Author Of Fake Best-Selling Holocaust Memoir Ordered To Return $22.5 Million To Publisher

The author of a fake memoir has been ordered to pay $22.5 million back to her publisher, the Associated Press reported.

Misha Defonseca, a Belgium-born Massachusetts woman, admitted to fabricating a best-selling memoir about experiences during World War II and the Holocaust published almost 20 years ago.

Judge Marc Kantrowitz issued what he called "the third, and hopefully last" opinion in the case April 29. It confirmed a 2012 court ruling setting aside a pervious verdict awarding 76-year-old Defonseca millions of dollars due to her publisher's "highly improper representations and activities."

According to the AP, the ruling appears to be the final chapter of a 17-year story that began when Defonseca's book "Misha: A Memoire of the Holocaust Years" was published in 1997.

The book recounts Defonseca's trek through the forests of Europe after her parents were arrested by the Nazis. Between the ages of 7 and 11, she is described to be living with wolves and fatally stabbing a Nazi soldier.

However, Defonseca was not even Jewish. Although her parents were arrested for being part of the anti-Nazi resistance, she was enrolled in Brussels school during WWII.

Defonseca, born Monica Ernestine Josephine De Wael, said her parents' arrest and her subsequent harsh treatment at the hands of relatives who took her in rationalized her to start "feeling Jewish."

"This story is mine.

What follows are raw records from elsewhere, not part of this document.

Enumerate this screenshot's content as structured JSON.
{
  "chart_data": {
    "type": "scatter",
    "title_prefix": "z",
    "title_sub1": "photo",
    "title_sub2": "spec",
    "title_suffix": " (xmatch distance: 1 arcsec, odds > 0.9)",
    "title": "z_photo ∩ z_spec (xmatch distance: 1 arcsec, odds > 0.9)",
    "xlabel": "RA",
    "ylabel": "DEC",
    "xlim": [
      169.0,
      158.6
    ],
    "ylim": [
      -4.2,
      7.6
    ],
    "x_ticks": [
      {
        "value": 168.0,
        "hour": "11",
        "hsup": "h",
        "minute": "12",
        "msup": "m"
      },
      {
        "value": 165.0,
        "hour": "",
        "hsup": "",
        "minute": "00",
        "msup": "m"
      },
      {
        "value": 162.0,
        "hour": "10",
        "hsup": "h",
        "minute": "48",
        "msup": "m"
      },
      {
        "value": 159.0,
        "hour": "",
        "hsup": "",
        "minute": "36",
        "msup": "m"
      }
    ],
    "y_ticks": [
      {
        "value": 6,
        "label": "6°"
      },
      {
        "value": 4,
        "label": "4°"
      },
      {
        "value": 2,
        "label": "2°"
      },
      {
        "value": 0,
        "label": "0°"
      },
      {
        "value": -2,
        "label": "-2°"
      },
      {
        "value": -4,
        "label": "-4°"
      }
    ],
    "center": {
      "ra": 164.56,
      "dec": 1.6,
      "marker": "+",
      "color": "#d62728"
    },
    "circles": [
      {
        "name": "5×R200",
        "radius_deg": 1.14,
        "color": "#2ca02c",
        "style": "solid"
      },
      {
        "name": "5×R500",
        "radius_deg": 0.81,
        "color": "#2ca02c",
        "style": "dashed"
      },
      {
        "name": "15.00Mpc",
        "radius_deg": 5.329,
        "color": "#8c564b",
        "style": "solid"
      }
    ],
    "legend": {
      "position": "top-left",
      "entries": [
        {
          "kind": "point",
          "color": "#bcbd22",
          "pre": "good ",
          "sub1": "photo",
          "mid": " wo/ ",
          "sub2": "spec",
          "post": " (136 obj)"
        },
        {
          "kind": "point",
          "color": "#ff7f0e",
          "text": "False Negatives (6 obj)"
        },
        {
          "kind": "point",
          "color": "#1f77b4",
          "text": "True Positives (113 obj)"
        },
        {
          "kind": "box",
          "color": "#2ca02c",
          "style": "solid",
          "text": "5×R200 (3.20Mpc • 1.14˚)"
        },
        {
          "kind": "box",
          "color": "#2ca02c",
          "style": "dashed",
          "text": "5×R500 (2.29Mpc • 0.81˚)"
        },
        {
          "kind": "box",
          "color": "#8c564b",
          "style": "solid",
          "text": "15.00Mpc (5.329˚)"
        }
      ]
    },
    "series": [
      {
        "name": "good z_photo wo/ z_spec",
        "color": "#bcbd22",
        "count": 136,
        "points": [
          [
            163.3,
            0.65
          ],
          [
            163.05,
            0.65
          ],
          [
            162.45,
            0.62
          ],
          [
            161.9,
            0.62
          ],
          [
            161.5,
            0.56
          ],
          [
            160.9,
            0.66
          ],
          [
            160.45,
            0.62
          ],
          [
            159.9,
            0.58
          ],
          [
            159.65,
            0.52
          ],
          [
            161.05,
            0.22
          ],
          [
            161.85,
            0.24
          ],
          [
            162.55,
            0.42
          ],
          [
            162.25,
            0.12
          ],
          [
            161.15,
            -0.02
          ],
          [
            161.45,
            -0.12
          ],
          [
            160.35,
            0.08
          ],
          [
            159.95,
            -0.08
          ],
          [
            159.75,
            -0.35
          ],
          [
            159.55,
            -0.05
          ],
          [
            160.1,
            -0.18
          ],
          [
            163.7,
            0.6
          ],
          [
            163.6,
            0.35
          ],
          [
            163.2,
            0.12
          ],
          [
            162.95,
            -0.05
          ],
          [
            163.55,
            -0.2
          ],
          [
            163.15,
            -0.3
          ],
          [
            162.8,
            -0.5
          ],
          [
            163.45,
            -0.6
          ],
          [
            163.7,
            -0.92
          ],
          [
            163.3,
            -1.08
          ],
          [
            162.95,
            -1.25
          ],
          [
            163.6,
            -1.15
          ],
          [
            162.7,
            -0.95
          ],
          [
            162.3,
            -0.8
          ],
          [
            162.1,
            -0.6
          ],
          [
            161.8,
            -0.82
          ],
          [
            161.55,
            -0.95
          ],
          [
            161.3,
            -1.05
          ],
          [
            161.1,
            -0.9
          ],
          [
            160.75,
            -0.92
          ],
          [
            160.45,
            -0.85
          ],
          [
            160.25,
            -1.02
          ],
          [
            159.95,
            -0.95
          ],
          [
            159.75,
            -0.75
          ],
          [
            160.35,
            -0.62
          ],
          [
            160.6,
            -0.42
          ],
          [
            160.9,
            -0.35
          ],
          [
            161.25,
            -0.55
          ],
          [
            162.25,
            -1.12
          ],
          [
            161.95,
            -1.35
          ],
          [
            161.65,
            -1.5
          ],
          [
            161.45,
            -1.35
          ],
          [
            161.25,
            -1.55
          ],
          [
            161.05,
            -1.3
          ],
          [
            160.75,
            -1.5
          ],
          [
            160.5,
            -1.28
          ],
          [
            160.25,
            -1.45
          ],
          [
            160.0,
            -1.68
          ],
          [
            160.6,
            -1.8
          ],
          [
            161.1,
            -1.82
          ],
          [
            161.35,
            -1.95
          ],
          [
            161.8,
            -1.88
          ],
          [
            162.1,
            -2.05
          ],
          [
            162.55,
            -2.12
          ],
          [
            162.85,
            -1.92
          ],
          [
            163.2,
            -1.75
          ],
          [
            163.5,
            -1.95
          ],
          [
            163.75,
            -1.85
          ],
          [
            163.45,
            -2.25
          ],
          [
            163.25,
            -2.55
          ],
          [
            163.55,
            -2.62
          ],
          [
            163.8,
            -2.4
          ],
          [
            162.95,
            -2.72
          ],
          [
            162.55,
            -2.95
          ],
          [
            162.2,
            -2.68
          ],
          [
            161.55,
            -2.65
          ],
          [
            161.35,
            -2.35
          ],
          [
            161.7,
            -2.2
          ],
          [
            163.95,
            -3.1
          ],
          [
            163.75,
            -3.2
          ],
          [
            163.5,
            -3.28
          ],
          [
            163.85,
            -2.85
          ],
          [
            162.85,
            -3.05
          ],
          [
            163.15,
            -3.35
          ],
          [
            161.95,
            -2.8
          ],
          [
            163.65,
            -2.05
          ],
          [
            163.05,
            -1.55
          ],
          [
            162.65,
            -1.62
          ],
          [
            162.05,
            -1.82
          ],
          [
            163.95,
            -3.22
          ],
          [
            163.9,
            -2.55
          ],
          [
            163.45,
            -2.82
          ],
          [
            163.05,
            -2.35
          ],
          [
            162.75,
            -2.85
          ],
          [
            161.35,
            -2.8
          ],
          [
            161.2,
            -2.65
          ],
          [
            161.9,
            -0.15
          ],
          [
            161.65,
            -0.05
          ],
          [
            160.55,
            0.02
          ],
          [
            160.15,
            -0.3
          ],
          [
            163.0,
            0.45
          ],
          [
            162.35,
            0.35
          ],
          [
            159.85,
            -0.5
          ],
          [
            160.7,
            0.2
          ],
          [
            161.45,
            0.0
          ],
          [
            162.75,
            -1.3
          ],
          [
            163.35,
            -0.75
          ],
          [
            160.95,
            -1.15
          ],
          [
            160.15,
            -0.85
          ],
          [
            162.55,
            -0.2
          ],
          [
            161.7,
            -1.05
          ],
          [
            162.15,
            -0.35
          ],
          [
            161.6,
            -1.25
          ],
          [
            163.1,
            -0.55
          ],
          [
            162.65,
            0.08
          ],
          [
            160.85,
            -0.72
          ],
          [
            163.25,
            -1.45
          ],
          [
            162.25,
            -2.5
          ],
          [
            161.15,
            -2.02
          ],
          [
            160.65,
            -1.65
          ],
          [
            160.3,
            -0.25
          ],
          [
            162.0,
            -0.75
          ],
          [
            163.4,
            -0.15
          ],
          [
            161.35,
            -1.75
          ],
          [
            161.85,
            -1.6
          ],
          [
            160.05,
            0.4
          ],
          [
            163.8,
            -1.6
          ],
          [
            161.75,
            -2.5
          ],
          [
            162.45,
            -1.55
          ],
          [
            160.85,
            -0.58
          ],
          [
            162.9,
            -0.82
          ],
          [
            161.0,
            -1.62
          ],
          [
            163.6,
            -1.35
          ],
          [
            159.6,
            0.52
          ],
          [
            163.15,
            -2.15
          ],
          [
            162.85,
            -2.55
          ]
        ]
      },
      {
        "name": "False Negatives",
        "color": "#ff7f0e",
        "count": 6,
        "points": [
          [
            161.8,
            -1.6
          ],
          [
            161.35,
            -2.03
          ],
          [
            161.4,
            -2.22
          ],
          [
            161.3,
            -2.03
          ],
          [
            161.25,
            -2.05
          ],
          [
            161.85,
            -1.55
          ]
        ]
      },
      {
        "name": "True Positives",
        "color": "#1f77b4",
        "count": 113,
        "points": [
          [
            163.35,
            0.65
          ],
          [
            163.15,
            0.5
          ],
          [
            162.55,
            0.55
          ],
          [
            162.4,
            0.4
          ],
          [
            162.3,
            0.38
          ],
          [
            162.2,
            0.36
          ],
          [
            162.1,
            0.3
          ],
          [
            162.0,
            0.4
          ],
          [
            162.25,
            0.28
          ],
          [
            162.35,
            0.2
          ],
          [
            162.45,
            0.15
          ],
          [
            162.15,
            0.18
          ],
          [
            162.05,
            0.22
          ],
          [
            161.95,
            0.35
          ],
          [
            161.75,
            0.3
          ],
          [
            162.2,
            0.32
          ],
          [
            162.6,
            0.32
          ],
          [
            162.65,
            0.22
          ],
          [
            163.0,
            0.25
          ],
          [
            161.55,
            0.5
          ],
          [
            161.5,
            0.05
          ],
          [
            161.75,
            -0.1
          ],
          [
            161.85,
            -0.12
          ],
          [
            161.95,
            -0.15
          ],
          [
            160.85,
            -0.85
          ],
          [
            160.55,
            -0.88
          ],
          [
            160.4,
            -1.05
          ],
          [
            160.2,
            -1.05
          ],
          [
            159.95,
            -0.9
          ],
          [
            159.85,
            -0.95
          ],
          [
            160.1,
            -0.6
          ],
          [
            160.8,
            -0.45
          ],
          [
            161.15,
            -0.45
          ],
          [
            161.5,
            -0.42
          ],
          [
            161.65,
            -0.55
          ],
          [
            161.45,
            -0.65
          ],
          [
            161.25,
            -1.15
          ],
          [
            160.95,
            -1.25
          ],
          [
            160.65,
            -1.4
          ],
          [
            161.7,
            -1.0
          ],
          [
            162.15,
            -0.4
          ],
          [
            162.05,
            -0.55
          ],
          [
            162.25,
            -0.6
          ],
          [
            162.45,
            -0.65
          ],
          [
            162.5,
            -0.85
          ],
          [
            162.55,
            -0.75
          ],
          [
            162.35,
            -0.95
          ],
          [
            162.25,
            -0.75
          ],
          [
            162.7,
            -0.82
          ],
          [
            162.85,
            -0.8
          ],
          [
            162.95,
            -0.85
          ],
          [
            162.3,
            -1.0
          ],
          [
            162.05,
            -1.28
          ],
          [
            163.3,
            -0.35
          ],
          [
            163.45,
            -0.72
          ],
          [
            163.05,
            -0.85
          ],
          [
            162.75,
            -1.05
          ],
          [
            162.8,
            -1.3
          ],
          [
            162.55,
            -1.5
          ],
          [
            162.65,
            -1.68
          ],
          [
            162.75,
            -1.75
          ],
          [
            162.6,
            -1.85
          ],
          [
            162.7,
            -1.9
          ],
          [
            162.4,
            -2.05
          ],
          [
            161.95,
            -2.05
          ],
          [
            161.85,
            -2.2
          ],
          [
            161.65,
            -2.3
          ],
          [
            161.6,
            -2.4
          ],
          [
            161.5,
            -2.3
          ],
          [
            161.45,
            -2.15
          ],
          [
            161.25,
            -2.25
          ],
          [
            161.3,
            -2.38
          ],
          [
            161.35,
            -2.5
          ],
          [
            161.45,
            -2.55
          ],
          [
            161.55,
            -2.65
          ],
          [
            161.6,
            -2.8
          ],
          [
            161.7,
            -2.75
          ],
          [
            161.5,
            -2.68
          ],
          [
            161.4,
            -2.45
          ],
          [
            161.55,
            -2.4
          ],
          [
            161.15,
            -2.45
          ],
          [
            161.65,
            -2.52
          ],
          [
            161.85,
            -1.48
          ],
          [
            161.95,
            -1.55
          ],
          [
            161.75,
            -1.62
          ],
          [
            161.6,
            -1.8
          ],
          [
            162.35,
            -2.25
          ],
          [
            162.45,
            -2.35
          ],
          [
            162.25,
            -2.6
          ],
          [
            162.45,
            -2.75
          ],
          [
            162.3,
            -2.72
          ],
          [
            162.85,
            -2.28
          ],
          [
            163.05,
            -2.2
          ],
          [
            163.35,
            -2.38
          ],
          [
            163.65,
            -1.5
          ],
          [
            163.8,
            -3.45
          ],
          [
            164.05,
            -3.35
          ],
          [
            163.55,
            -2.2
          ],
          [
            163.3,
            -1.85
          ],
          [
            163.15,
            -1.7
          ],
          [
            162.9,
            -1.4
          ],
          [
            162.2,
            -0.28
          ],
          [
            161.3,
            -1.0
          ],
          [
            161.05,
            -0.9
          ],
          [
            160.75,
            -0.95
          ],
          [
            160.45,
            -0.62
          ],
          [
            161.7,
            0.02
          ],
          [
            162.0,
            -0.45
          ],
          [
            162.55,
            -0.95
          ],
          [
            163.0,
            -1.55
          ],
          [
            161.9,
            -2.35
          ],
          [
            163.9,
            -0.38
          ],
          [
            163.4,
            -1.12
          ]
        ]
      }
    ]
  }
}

It is not actually reality, but my reality, my way of surviving," Defonseca said in a statement given by her lawyers to The Associated Press after the truth came to light.

Her story was exposed in 2008 when researchers in the U.S. and Belgium claimed that they could not find evidence of her family in any Holocaust archives.

In the intervening years, the book was translated into 18 languages and made into a French feature film "Surviving with the Wolves."

"In 1998, Defonseca and her ghostwriter, Vera Lee, won a $32.4 million judgment against Mt. Ivy Press and its founder Jane Daniel over allegedly hiding profits," the AP reported.

"Daniel, who had asked Defonseca to write the book after overhearing her telling her stories at a Massachusetts synagogue, told the Associated Press in 2008 that Defonseca claimed she did not know the names of her parents, her birthday, or where she was born, making the facts difficult to check."